Multicast communication raises many data management issues that either do not arise in unicast communication, or that obviously require different solutions than the standard methods used in unicast settings. As an illustrative example consider the application of a highly scalable Web server. The objective of the Web server application is to scale to a large client population, and scalability will be accomplished by using the middleware. In the middleware, the server can disseminate data by choosing any combination of the following three schemes: multicast push, multicast pull, and unicast push. In multicast push the server repeatedly sends information to the clients without explicit client requests. (For example, television is a classic multicast push system). Multicast push is an ideal fit for asymmetric communication links, such as satellites and base station methods, where there is little or no bandwidth from the client to the server. For the same reason, multicast push is also ideal to achieve maximal scalability of Internet hot spots. Hence, generally multicast push should be restricted to hot resources. In multicast pull, the clients make explicit requests for resources, and the server broadcasts the responses to all members of the multicast group. If multiple clients request the same resource at approximately the same time, the server may aggregate these requests, and only broadcast the resource once. One would expect that this possibility of aggregation would improve user perceived performance for the same reason that proxy caches improve performance, that is, it is common for different users to make requests to the same resource. Multicast pull is a good fit for ``warm resources'' for which repetitive multicast push cannot be justified, while there is an advantage in aggregating concurrent client requests. Traditional unicast pull is reserved for cold documents. The end-user should not perceive that Web resources are downloaded with a variety of methods, as the browser and the middleware shield the user from the details of the multi-tier dissemination protocol.

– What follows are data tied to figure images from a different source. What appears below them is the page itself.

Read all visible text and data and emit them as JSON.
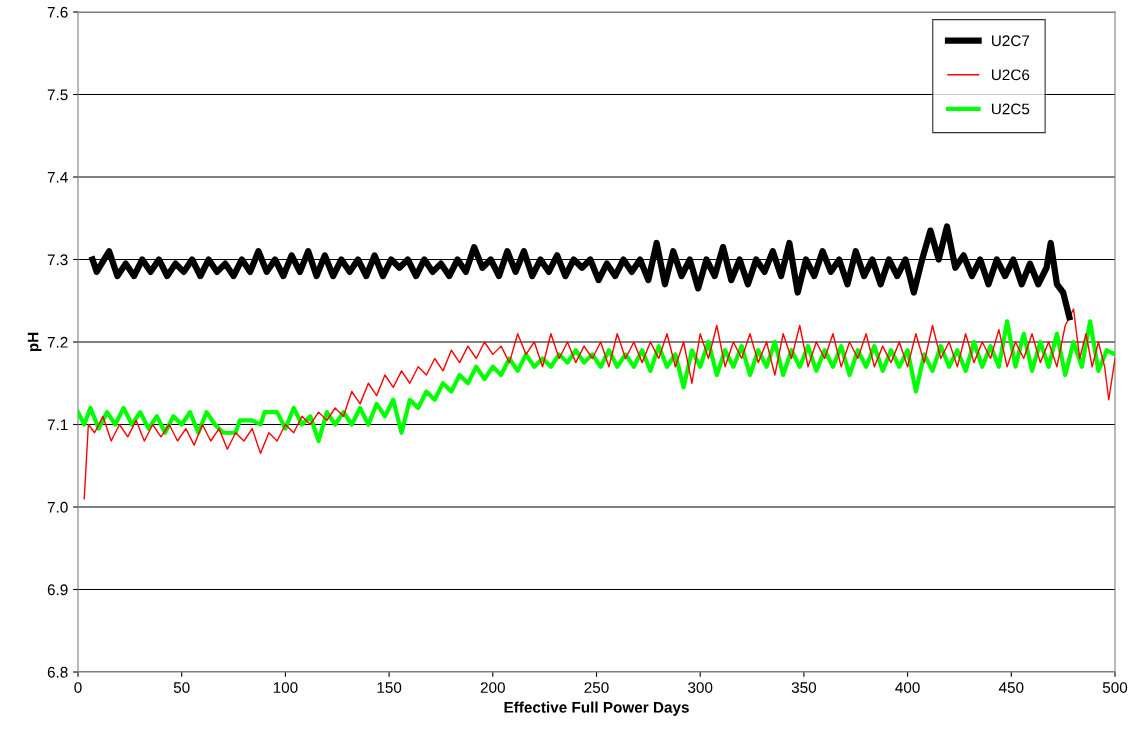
{
  "chart_data": {
    "type": "line",
    "xlabel": "Effective Full Power Days",
    "ylabel": "pH",
    "xlim": [
      0,
      500
    ],
    "xticks": [
      0,
      50,
      100,
      150,
      200,
      250,
      300,
      350,
      400,
      450,
      500
    ],
    "ylim": [
      6.8,
      7.6
    ],
    "yticks": [
      6.8,
      6.9,
      {
        "value": 7,
        "label": "7.0"
      },
      7.1,
      7.2,
      7.3,
      7.4,
      7.5,
      7.6
    ],
    "grid": "y",
    "legend": "top right",
    "marker": "none",
    "line_style": "solid",
    "series": [
      {
        "name": "U2C7",
        "color": "#000000",
        "x": [
          7,
          9,
          15,
          19,
          23,
          27,
          31,
          35,
          39,
          43,
          47,
          51,
          55,
          59,
          63,
          67,
          71,
          75,
          79,
          83,
          87,
          91,
          95,
          99,
          103,
          107,
          111,
          115,
          119,
          123,
          127,
          131,
          135,
          139,
          143,
          147,
          151,
          155,
          159,
          163,
          167,
          171,
          175,
          179,
          183,
          187,
          191,
          195,
          199,
          203,
          207,
          211,
          215,
          219,
          223,
          227,
          231,
          235,
          239,
          243,
          247,
          251,
          255,
          259,
          263,
          267,
          271,
          275,
          279,
          283,
          287,
          291,
          295,
          299,
          303,
          307,
          311,
          315,
          319,
          323,
          327,
          331,
          335,
          339,
          343,
          347,
          351,
          355,
          359,
          363,
          367,
          371,
          375,
          379,
          383,
          387,
          391,
          395,
          399,
          403,
          407,
          411,
          415,
          419,
          423,
          427,
          431,
          435,
          439,
          443,
          447,
          451,
          455,
          459,
          463,
          467,
          469,
          472,
          475,
          478
        ],
        "values": [
          7.3,
          7.285,
          7.31,
          7.28,
          7.295,
          7.28,
          7.3,
          7.285,
          7.3,
          7.28,
          7.295,
          7.285,
          7.3,
          7.28,
          7.3,
          7.285,
          7.295,
          7.28,
          7.3,
          7.285,
          7.31,
          7.285,
          7.3,
          7.28,
          7.305,
          7.285,
          7.31,
          7.28,
          7.305,
          7.28,
          7.3,
          7.285,
          7.3,
          7.28,
          7.305,
          7.28,
          7.3,
          7.29,
          7.3,
          7.28,
          7.3,
          7.285,
          7.295,
          7.28,
          7.3,
          7.285,
          7.315,
          7.29,
          7.3,
          7.28,
          7.31,
          7.285,
          7.31,
          7.28,
          7.3,
          7.285,
          7.305,
          7.28,
          7.3,
          7.29,
          7.3,
          7.275,
          7.295,
          7.28,
          7.3,
          7.285,
          7.3,
          7.275,
          7.32,
          7.27,
          7.31,
          7.28,
          7.3,
          7.265,
          7.3,
          7.28,
          7.315,
          7.275,
          7.3,
          7.27,
          7.3,
          7.285,
          7.31,
          7.28,
          7.32,
          7.26,
          7.3,
          7.28,
          7.31,
          7.285,
          7.3,
          7.27,
          7.31,
          7.28,
          7.3,
          7.27,
          7.3,
          7.28,
          7.3,
          7.26,
          7.3,
          7.335,
          7.3,
          7.34,
          7.29,
          7.305,
          7.28,
          7.3,
          7.27,
          7.3,
          7.28,
          7.3,
          7.27,
          7.295,
          7.27,
          7.29,
          7.32,
          7.27,
          7.26,
          7.23
        ]
      },
      {
        "name": "U2C6",
        "color": "#ff0000",
        "x": [
          3,
          5,
          8,
          12,
          16,
          20,
          24,
          28,
          32,
          36,
          40,
          44,
          48,
          52,
          56,
          60,
          64,
          68,
          72,
          76,
          80,
          84,
          88,
          92,
          96,
          100,
          104,
          108,
          112,
          116,
          120,
          124,
          128,
          132,
          136,
          140,
          144,
          148,
          152,
          156,
          160,
          164,
          168,
          172,
          176,
          180,
          184,
          188,
          192,
          196,
          200,
          204,
          208,
          212,
          216,
          220,
          224,
          228,
          232,
          236,
          240,
          244,
          248,
          252,
          256,
          260,
          264,
          268,
          272,
          276,
          280,
          284,
          288,
          292,
          296,
          300,
          304,
          308,
          312,
          316,
          320,
          324,
          328,
          332,
          336,
          340,
          344,
          348,
          352,
          356,
          360,
          364,
          368,
          372,
          376,
          380,
          384,
          388,
          392,
          396,
          400,
          404,
          408,
          412,
          416,
          420,
          424,
          428,
          432,
          436,
          440,
          444,
          448,
          452,
          456,
          460,
          464,
          468,
          472,
          476,
          480,
          483,
          486,
          489,
          492,
          495,
          497,
          500
        ],
        "values": [
          7.01,
          7.1,
          7.09,
          7.11,
          7.08,
          7.1,
          7.085,
          7.105,
          7.08,
          7.1,
          7.085,
          7.1,
          7.08,
          7.095,
          7.075,
          7.1,
          7.08,
          7.095,
          7.07,
          7.09,
          7.08,
          7.095,
          7.065,
          7.09,
          7.08,
          7.1,
          7.09,
          7.11,
          7.1,
          7.115,
          7.105,
          7.12,
          7.11,
          7.14,
          7.125,
          7.15,
          7.135,
          7.16,
          7.145,
          7.165,
          7.15,
          7.17,
          7.16,
          7.18,
          7.165,
          7.19,
          7.175,
          7.195,
          7.18,
          7.2,
          7.185,
          7.195,
          7.175,
          7.21,
          7.185,
          7.2,
          7.17,
          7.21,
          7.18,
          7.2,
          7.175,
          7.195,
          7.18,
          7.2,
          7.17,
          7.21,
          7.18,
          7.2,
          7.175,
          7.2,
          7.18,
          7.21,
          7.17,
          7.2,
          7.15,
          7.21,
          7.18,
          7.22,
          7.17,
          7.2,
          7.18,
          7.21,
          7.175,
          7.2,
          7.16,
          7.21,
          7.18,
          7.22,
          7.17,
          7.2,
          7.18,
          7.21,
          7.17,
          7.2,
          7.18,
          7.21,
          7.17,
          7.195,
          7.175,
          7.2,
          7.17,
          7.21,
          7.175,
          7.22,
          7.18,
          7.2,
          7.17,
          7.21,
          7.175,
          7.2,
          7.18,
          7.215,
          7.17,
          7.2,
          7.18,
          7.21,
          7.175,
          7.2,
          7.17,
          7.22,
          7.24,
          7.18,
          7.21,
          7.17,
          7.2,
          7.17,
          7.13,
          7.18
        ]
      },
      {
        "name": "U2C5",
        "color": "#00ff00",
        "x": [
          0,
          3,
          6,
          10,
          14,
          18,
          22,
          26,
          30,
          34,
          38,
          42,
          46,
          50,
          54,
          58,
          62,
          66,
          70,
          76,
          78,
          84,
          88,
          90,
          96,
          100,
          104,
          108,
          112,
          116,
          120,
          124,
          128,
          132,
          136,
          140,
          144,
          148,
          152,
          156,
          160,
          164,
          168,
          172,
          176,
          180,
          184,
          188,
          192,
          196,
          200,
          204,
          208,
          212,
          216,
          220,
          224,
          228,
          232,
          236,
          240,
          244,
          248,
          252,
          256,
          260,
          264,
          268,
          272,
          276,
          280,
          284,
          288,
          292,
          296,
          300,
          304,
          308,
          312,
          316,
          320,
          324,
          328,
          332,
          336,
          340,
          344,
          348,
          352,
          356,
          360,
          364,
          368,
          372,
          376,
          380,
          384,
          388,
          392,
          396,
          400,
          404,
          408,
          412,
          416,
          420,
          424,
          428,
          432,
          436,
          440,
          444,
          448,
          452,
          456,
          460,
          464,
          468,
          472,
          476,
          480,
          484,
          488,
          492,
          496,
          500
        ],
        "values": [
          7.115,
          7.1,
          7.12,
          7.095,
          7.115,
          7.1,
          7.12,
          7.1,
          7.115,
          7.095,
          7.11,
          7.09,
          7.11,
          7.1,
          7.115,
          7.09,
          7.115,
          7.1,
          7.09,
          7.09,
          7.105,
          7.105,
          7.1,
          7.115,
          7.115,
          7.095,
          7.12,
          7.1,
          7.11,
          7.08,
          7.115,
          7.1,
          7.115,
          7.1,
          7.12,
          7.1,
          7.125,
          7.11,
          7.13,
          7.09,
          7.13,
          7.12,
          7.14,
          7.13,
          7.15,
          7.14,
          7.16,
          7.15,
          7.17,
          7.155,
          7.17,
          7.16,
          7.18,
          7.165,
          7.185,
          7.17,
          7.18,
          7.17,
          7.185,
          7.175,
          7.19,
          7.175,
          7.185,
          7.17,
          7.19,
          7.17,
          7.185,
          7.17,
          7.19,
          7.165,
          7.195,
          7.17,
          7.185,
          7.145,
          7.19,
          7.17,
          7.2,
          7.16,
          7.19,
          7.17,
          7.195,
          7.16,
          7.19,
          7.17,
          7.2,
          7.16,
          7.19,
          7.17,
          7.195,
          7.165,
          7.19,
          7.17,
          7.195,
          7.16,
          7.19,
          7.17,
          7.195,
          7.165,
          7.19,
          7.17,
          7.19,
          7.14,
          7.185,
          7.165,
          7.195,
          7.17,
          7.19,
          7.165,
          7.2,
          7.17,
          7.195,
          7.17,
          7.225,
          7.17,
          7.21,
          7.165,
          7.2,
          7.17,
          7.21,
          7.16,
          7.2,
          7.17,
          7.225,
          7.165,
          7.19,
          7.185
        ]
      }
    ]
  }
}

In the Web server application, the document selection unit periodically gathers statistics on document popularity. Once statistics have been collected, the server partitions the resources into hot, warm, and cold documents. When a client wishes to request a Web document, it either downloads it from a multicast channel or it requests the document explicitly depending on whether the document is hot or not. The server also broadcasts an index of sorted URIs which quickly allows the client to determine whether the requested resource is in the hot broadcast set. On the whole, the client determines the multicast channel, downloads the appropriate portions of the index, and determines whether the resource is upcoming along the cyclic broadcast. If the request is not in the hot broadcast set, the client can make an explicit request to the server, and simultaneously starts to listen to the warm multicast channel if one is available. If the page is cold, the requested resource is returned on the same connection. If the page is warm, the clients waits on the warm multicast channel until the requested resource is transmitted. The multicast pull scheduling component resolves contention among client request for the use of the warm multicast channel and establishes the order in which pages are sent over that channel.

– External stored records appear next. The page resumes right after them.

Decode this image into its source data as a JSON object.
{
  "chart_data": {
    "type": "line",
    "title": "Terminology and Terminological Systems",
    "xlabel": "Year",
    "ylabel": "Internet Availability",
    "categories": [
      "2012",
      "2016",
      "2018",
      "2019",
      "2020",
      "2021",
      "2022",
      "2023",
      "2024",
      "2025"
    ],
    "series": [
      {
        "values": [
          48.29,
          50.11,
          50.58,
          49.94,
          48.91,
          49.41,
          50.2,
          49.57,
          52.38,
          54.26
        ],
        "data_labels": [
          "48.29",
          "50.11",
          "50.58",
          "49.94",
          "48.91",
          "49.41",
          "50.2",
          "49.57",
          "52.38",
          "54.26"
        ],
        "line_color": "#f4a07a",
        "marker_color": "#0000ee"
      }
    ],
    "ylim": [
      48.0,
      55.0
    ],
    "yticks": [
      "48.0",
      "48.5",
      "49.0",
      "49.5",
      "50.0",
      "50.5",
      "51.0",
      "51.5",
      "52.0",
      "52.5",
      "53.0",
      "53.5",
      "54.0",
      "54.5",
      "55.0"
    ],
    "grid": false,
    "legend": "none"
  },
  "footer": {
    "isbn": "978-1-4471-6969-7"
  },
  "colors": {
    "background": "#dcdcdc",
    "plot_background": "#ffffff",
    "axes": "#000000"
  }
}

In multicast push, the server periodically broadcasts hot resources to the clients. The server chunks hot resources into nearly equal-size pages that fit into one datagram and then cyclically sends them on a single or on a layered multicast channel along with index pages. The frequency and ordering of the pages within the multicast push channel are determined by the multicast push scheduling component. Upon receipt of the desired pages, the client can buffer them to reconstruct the original resource and can cache resources to satisfy future request. The set of hot pages is cyclically multicast, and so received pages are current in that they cannot be more than one cycle out-of-date. Furthermore, certain types of consistency semantics can be guaranteed by transmitting additional information along with the control pages.

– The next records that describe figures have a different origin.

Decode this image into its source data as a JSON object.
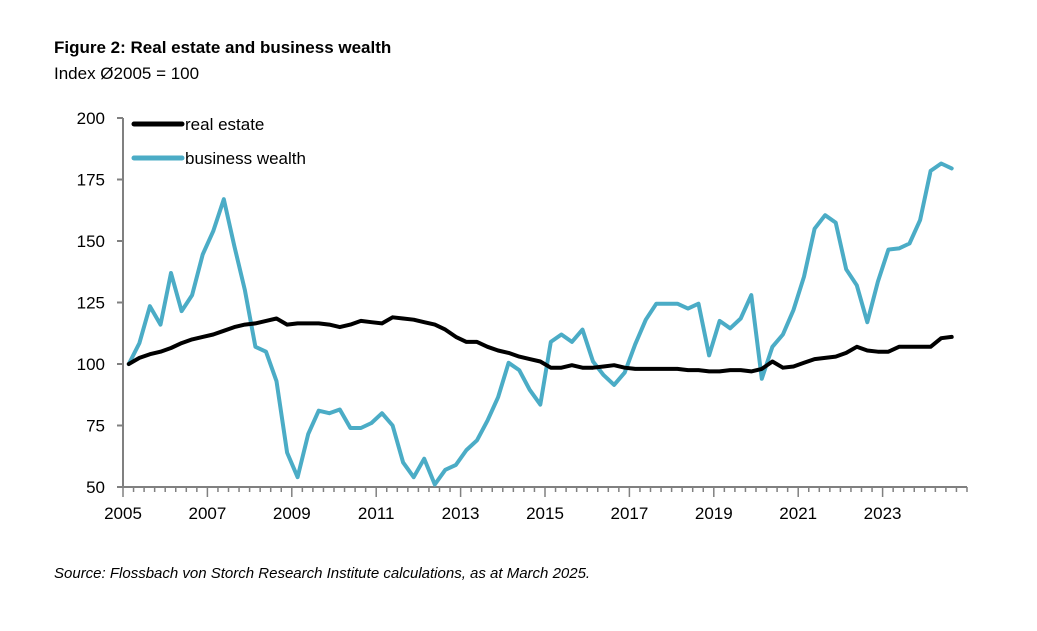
{
  "header": {
    "title": "Figure 2: Real estate and business wealth",
    "subtitle": "Index Ø2005 = 100"
  },
  "footer": {
    "source": "Source: Flossbach von Storch Research Institute calculations, as at March 2025."
  },
  "colors": {
    "real_estate": "#000000",
    "business_wealth": "#4bacc6",
    "axis": "#808080"
  },
  "chart_data": {
    "type": "line",
    "title": "Figure 2: Real estate and business wealth",
    "subtitle": "Index Ø2005 = 100",
    "xlabel": "",
    "ylabel": "",
    "frequency": "quarterly",
    "x_start": "2005Q1",
    "x_end": "2024Q3",
    "xlim": [
      2005,
      2025
    ],
    "ylim": [
      50,
      200
    ],
    "yticks": [
      50,
      75,
      100,
      125,
      150,
      175,
      200
    ],
    "xticks": [
      "2005",
      "2007",
      "2009",
      "2011",
      "2013",
      "2015",
      "2017",
      "2019",
      "2021",
      "2023"
    ],
    "grid": false,
    "legend_position": "top-left",
    "series": [
      {
        "name": "real estate",
        "color": "#000000",
        "values": [
          100,
          102.5,
          104,
          105,
          106.5,
          108.5,
          110,
          111,
          112,
          113.5,
          115,
          116,
          116.5,
          117.5,
          118.5,
          116,
          116.5,
          116.5,
          116.5,
          116,
          115,
          116,
          117.5,
          117,
          116.5,
          119,
          118.5,
          118,
          117,
          116,
          114,
          111,
          109,
          109,
          107,
          105.5,
          104.5,
          103,
          102,
          101,
          98.5,
          98.5,
          99.5,
          98.5,
          98.5,
          99,
          99.5,
          98.5,
          98,
          98,
          98,
          98,
          98,
          97.5,
          97.5,
          97,
          97,
          97.5,
          97.5,
          97,
          98,
          101,
          98.5,
          99,
          100.5,
          102,
          102.5,
          103,
          104.5,
          107,
          105.5,
          105,
          105,
          107,
          107,
          107,
          107,
          110.5,
          111
        ]
      },
      {
        "name": "business wealth",
        "color": "#4bacc6",
        "values": [
          100,
          108.5,
          123.5,
          116,
          137,
          121.5,
          128,
          144.5,
          154,
          167,
          148,
          130,
          107,
          105,
          93,
          64,
          54,
          71.5,
          81,
          80,
          81.5,
          74,
          74,
          76,
          80,
          75,
          60,
          54,
          61.5,
          51,
          57,
          59,
          65,
          69,
          77,
          86.5,
          100.5,
          97.5,
          89.5,
          83.5,
          109,
          112,
          109,
          114,
          101,
          95.5,
          91.5,
          96.5,
          108,
          118,
          124.5,
          124.5,
          124.5,
          122.5,
          124.5,
          103.5,
          117.5,
          114.5,
          118.5,
          128,
          94,
          107,
          112,
          122,
          135.5,
          155,
          160.5,
          157.5,
          138.5,
          132,
          117,
          133.5,
          146.5,
          147,
          149,
          158.5,
          178.5,
          181.5,
          179.5
        ]
      }
    ]
  }
}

This project incorporates both applied and fundamental research investigations. On the applied research side, it focuses on the design and implementation of middleware for multicast data dissemination that transparently provides applications with a flexible array of data management services. These services include document selection, scheduling, indexing, caching, and consistency maintenance. The outline of our architecture is shown in Figure 1 (the transport layer is any one of the protocols that is available independently of this project, and the objective of the transport adaptation layer is to enable the middleware to interact with different types of multicast transport within a uniform interface). This approach has the benefit of unifying several algorithms and techniques from data management as services into one software distribution. As a result, established and new methods from data management will be more generally available to application developers.
On the fundamental research side, beside new algorithms and optimizations for each component, this project aims to provide an insight into the functional synergy of the different components. An integrated approach highlights gaps in the state of the art, and leads to new research problems and solutions. In particular, this middleware exposes the performance and functional trade-off between existing data management algorithms and existing or proposed multicast protocols. Consequently, our approach suggests new research issues in the field of middleware technology.